I love the bright open waiting room at my endo’s office.
So there I was, weight and blood pressure taken (both are higher than I’d like) and pump information uploaded. Paperwork for a new 530G with Enlite filled out. A new script for my blood pressure medication electronically sent. We turned to my labs results and pump reports. Liver and kidney tests are perfect. Cholesterol is excellent. Vitamin D is finally in a good range. And then . . . . . my A1C . . . .. hmmmmmm. We take a look at the blood sugar graphs from the pump and CGM. Hmmmmmmm. Mostly good. We discuss some of the big spikes and both agree that they don’t warrant any basal changes - just some tighter carb counting and acknowledgement that hormones throw my overnight numbers out of whack for a few days every month. We agree that those highs aren’t too much of a problem. The real concern during this appointment is the lows. Lots of lows, especially between 2 a.m. and 4 a.m.

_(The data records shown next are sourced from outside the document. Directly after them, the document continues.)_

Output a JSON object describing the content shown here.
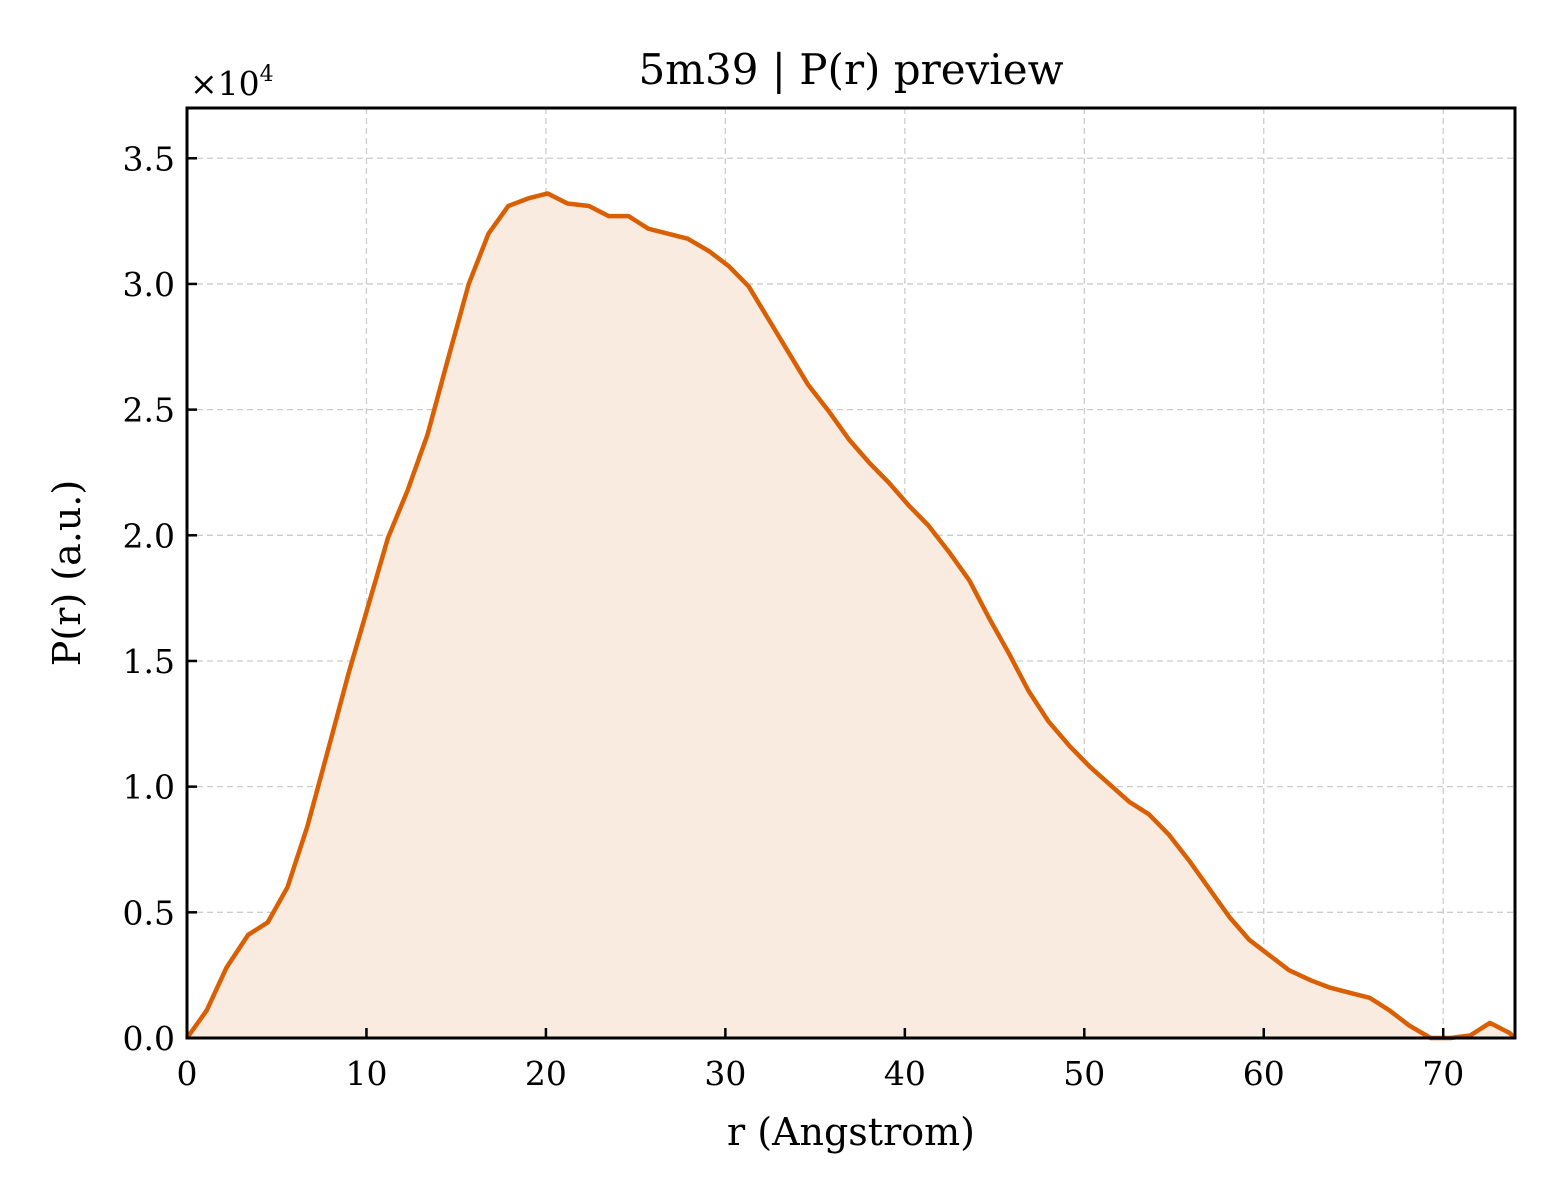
{
  "chart_data": {
    "type": "area",
    "title": "5m39 | P(r) preview",
    "xlabel": "r (Angstrom)",
    "ylabel": "P(r) (a.u.)",
    "y_multiplier_base": "×10",
    "y_multiplier_exp": "4",
    "xlim": [
      0,
      74
    ],
    "ylim": [
      0,
      3.7
    ],
    "xticks": [
      0,
      10,
      20,
      30,
      40,
      50,
      60,
      70
    ],
    "xtick_labels": [
      "0",
      "10",
      "20",
      "30",
      "40",
      "50",
      "60",
      "70"
    ],
    "yticks": [
      0,
      0.5,
      1.0,
      1.5,
      2.0,
      2.5,
      3.0,
      3.5
    ],
    "ytick_labels": [
      "0.0",
      "0.5",
      "1.0",
      "1.5",
      "2.0",
      "2.5",
      "3.0",
      "3.5"
    ],
    "grid": true,
    "line_color": "#d95f02",
    "fill_color": "#f9ebe0",
    "series": [
      {
        "x": [
          0.0,
          1.1,
          2.2,
          3.4,
          4.5,
          5.6,
          6.7,
          7.8,
          9.0,
          10.1,
          11.2,
          12.3,
          13.4,
          14.5,
          15.7,
          16.8,
          17.9,
          19.0,
          20.1,
          21.2,
          22.4,
          23.5,
          24.6,
          25.7,
          26.8,
          27.9,
          29.1,
          30.2,
          31.3,
          32.4,
          33.5,
          34.6,
          35.8,
          36.9,
          38.0,
          39.1,
          40.2,
          41.3,
          42.5,
          43.6,
          44.7,
          45.8,
          46.9,
          48.0,
          49.2,
          50.3,
          51.4,
          52.5,
          53.6,
          54.7,
          55.9,
          57.0,
          58.1,
          59.2,
          60.3,
          61.4,
          62.6,
          63.7,
          64.8,
          65.9,
          67.0,
          68.1,
          69.3,
          70.4,
          71.5,
          72.6,
          73.7,
          74.0
        ],
        "y": [
          0.0,
          0.11,
          0.28,
          0.41,
          0.46,
          0.6,
          0.84,
          1.13,
          1.45,
          1.72,
          1.99,
          2.18,
          2.4,
          2.69,
          3.0,
          3.2,
          3.31,
          3.34,
          3.36,
          3.32,
          3.31,
          3.27,
          3.27,
          3.22,
          3.2,
          3.18,
          3.13,
          3.07,
          2.99,
          2.86,
          2.73,
          2.6,
          2.49,
          2.38,
          2.29,
          2.21,
          2.12,
          2.04,
          1.93,
          1.82,
          1.67,
          1.53,
          1.38,
          1.26,
          1.16,
          1.08,
          1.01,
          0.94,
          0.89,
          0.81,
          0.7,
          0.59,
          0.48,
          0.39,
          0.33,
          0.27,
          0.23,
          0.2,
          0.18,
          0.16,
          0.11,
          0.05,
          0.0,
          -0.02,
          0.01,
          0.06,
          0.02,
          0.0
        ]
      }
    ]
  }
}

This all leads to a sentence I never ever though I’d type. My A1C is too low. Sounds impossible, right? Sounds like a fantasy. It’s not. After decades of beating myself up for having a high A1C, of working so hard to bring it down and feeling like I always failed, I now have to worry because it’s too low. And it feels like just as big a failure as my too high A1Cs. It means I spend way too much time with hypoglycemic blood sugars. It means my health is at risk - perhaps not from the complications I was threatened with during those years of highs, but with the fact that lows can stress my body, specifically my heart.
So here I go again. Instead of working to bring down the highs, I need to focus on avoiding lows. I’ll be honest - it’s completely frustrating. It feels like no matter how hard I try, it’s never enough. I’m chasing a delicate balance I’m not sure I can ever achieve. I still care and I’ll still work hard, but my goodness it is exhausting.